14B - utensils, equipment and linens: properly stored, dried, handled
Regulation: 511-6-1.05(10)(e)1,2,4 - equipment, utensil, linens, stored 6" off floor in clean, dry location (c)
OBSERVATION: Metal food pans observed stacked wet in the storage area. CA: 2. Clean equipment and utensils shall be stored as specified under paragraph 1 of this subsection and shall be stored: (i) In a self-draining position that allows air drying; and (ii) Covered or inverted. Discussed with PIC to ensure that the clean equipment/dishes are air dried prior to stacking.
15A - food and nonfood-contact surfaces cleanable, properly designed, constructed, and used
Regulation: 511-6-1.05(2)(a) - equipment and utensils, constructed of durable materials (c)
OBSERVATION: dishmachine sink with leak. (a) Equipment and Utensils. Equipment and utensils shall be designed and constructed to be durable and to retain their characteristic qualities under normal use conditions.
15C - nonfood-contact surfaces clean
Regulation: 511-6-1.05(7)(a)2,3 - equipment, food/nonfood-contact surfaces, and utensils, food-contact surfaces of cooking equipment & nonfood-contact surfaces free of accumulations (c)
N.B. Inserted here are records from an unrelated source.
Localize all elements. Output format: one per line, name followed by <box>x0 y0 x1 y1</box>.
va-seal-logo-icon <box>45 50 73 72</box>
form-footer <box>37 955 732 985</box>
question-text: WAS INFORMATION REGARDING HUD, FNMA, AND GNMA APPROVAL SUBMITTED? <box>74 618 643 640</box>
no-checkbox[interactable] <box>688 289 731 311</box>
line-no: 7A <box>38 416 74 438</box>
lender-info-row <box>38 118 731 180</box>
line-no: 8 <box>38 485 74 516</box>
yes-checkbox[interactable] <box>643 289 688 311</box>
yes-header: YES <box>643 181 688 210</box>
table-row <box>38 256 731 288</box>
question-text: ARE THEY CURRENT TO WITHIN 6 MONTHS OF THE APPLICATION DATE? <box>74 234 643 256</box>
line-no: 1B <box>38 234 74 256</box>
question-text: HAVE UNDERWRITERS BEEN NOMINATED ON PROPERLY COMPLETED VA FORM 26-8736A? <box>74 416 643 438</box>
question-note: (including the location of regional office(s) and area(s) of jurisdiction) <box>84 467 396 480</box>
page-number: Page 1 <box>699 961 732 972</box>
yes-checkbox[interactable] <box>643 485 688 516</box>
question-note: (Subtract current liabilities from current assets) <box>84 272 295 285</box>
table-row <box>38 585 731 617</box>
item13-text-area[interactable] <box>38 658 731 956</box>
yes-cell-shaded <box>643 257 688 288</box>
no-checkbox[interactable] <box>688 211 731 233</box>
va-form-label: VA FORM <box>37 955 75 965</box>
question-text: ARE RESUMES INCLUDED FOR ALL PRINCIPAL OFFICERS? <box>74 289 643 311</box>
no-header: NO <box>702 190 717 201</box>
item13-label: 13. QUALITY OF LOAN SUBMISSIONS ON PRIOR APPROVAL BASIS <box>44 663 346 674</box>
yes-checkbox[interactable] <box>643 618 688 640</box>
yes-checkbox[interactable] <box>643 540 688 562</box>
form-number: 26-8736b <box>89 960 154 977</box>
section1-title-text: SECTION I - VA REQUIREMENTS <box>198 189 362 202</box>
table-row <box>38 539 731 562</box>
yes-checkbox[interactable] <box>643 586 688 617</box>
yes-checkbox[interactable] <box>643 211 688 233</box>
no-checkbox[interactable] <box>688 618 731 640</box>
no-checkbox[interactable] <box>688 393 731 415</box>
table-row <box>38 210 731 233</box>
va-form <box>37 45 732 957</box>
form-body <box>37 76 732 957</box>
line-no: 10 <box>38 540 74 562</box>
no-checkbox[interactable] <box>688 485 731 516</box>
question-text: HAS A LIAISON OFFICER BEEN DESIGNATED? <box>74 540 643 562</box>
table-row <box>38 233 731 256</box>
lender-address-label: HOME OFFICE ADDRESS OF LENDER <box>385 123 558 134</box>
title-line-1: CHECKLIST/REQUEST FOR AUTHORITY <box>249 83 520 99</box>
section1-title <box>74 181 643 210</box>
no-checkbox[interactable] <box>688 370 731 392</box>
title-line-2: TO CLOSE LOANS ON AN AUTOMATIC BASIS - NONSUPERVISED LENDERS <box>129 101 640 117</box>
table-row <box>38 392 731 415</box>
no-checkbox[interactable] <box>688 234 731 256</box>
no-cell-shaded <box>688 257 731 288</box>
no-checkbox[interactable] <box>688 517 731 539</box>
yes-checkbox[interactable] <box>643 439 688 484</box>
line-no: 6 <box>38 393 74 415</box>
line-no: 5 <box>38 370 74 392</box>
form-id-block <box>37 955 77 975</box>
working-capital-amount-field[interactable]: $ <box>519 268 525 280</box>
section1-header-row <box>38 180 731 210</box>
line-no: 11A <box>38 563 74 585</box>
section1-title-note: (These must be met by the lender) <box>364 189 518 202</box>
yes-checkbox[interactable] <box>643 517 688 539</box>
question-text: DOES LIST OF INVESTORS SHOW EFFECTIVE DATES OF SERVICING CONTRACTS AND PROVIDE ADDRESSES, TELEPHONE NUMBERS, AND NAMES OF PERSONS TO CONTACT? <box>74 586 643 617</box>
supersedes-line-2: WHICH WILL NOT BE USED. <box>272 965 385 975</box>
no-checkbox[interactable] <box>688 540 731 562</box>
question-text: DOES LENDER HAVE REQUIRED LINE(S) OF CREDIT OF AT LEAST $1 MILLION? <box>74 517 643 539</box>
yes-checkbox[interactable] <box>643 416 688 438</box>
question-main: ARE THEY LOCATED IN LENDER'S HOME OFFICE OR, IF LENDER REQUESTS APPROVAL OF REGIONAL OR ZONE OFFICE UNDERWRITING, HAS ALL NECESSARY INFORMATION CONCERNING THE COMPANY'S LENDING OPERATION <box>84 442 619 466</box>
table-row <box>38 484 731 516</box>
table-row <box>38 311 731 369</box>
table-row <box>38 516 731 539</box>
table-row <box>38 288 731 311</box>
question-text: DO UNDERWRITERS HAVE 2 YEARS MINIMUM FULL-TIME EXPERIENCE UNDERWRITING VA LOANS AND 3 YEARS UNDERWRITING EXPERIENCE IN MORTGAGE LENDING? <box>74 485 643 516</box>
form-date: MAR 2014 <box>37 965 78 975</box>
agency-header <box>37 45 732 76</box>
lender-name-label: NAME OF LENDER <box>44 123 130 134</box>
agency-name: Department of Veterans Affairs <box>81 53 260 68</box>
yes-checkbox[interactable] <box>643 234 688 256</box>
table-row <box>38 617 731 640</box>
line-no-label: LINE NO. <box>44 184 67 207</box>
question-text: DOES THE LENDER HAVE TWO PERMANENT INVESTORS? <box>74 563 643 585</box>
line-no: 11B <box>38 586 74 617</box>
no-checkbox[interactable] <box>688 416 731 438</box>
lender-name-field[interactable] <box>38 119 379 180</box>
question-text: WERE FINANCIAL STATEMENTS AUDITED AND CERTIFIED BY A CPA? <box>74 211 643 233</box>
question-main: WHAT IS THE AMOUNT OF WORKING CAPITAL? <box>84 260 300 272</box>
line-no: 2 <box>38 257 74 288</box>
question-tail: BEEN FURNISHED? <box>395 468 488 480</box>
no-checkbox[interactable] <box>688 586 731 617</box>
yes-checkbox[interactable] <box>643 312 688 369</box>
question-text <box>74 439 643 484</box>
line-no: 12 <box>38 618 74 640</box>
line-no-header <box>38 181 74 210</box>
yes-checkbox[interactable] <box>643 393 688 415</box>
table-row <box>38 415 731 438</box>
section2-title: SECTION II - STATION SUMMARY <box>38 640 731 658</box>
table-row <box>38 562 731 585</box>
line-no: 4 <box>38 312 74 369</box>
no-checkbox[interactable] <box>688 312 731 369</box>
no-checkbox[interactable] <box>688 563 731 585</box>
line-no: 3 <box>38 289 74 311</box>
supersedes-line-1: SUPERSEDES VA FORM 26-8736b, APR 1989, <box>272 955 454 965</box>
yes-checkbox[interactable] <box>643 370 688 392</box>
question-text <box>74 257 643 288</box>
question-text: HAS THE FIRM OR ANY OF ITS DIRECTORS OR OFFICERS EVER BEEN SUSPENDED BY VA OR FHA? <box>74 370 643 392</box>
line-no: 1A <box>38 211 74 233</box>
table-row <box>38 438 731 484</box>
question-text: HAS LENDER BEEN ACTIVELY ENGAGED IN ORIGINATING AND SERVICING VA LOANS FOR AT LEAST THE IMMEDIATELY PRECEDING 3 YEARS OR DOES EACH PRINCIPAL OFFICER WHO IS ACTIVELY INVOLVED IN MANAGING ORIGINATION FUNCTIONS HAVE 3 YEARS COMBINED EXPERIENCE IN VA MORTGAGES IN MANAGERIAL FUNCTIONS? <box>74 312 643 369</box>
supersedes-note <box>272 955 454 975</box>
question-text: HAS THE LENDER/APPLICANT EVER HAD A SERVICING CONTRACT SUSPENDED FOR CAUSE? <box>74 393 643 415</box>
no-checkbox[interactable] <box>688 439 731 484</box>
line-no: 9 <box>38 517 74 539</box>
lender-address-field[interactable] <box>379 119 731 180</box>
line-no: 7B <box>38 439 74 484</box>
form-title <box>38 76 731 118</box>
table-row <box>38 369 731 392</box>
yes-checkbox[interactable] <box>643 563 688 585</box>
Observed several un-used pieces of equipment (old microwaves, upright cooler, well warmer on the server line) unclean to sight and touch. Unclean to sight and touch cooler gaskets, doors of coolers, interior bottom of the line prep top cooler with standing water. Shelves on the cook line unclean with food particles.
17C - physical facilities installed, maintained, and clean
Regulation: 511-6-1.07(5)(a),(b) - good repair, physical facilities maintained; cleaning, frequency & restrictions, cleaned often enough to keep them clean (c)
CA: (b) Cleaning, Frequency and Restrictions.
- The physical facilities shall be cleaned as often as necessary to keep them clean and by methods that prevent contamination of food products. OBSERVATION: Floor and wall in the dish pit area are unclean with debris and black build-up. Floor underneath and behind the fryers/prep cooler, in the rear storage area, are unclean with debris and grease build-up. Broken floor tiles with standing water in various locations in the kitchen.
17C - physical facilities installed, maintained, and clean
Regulation: 511-6-1.07(5)(n) - maintaining premises, free of unnecessary items/litter (c)
OBSERVATION: Equipment (unclean microwaves, upright cooler etc) that is no longer in use (broken) is stored on the premises. Some equipment has been removed but a continuation of removal is needed. (n) Maintaining Premises. The premises shall be free of items that are unnecessary to the operation or maintenance of the establishment, such as litter or equipment that is nonfunctional or no longer used and litter.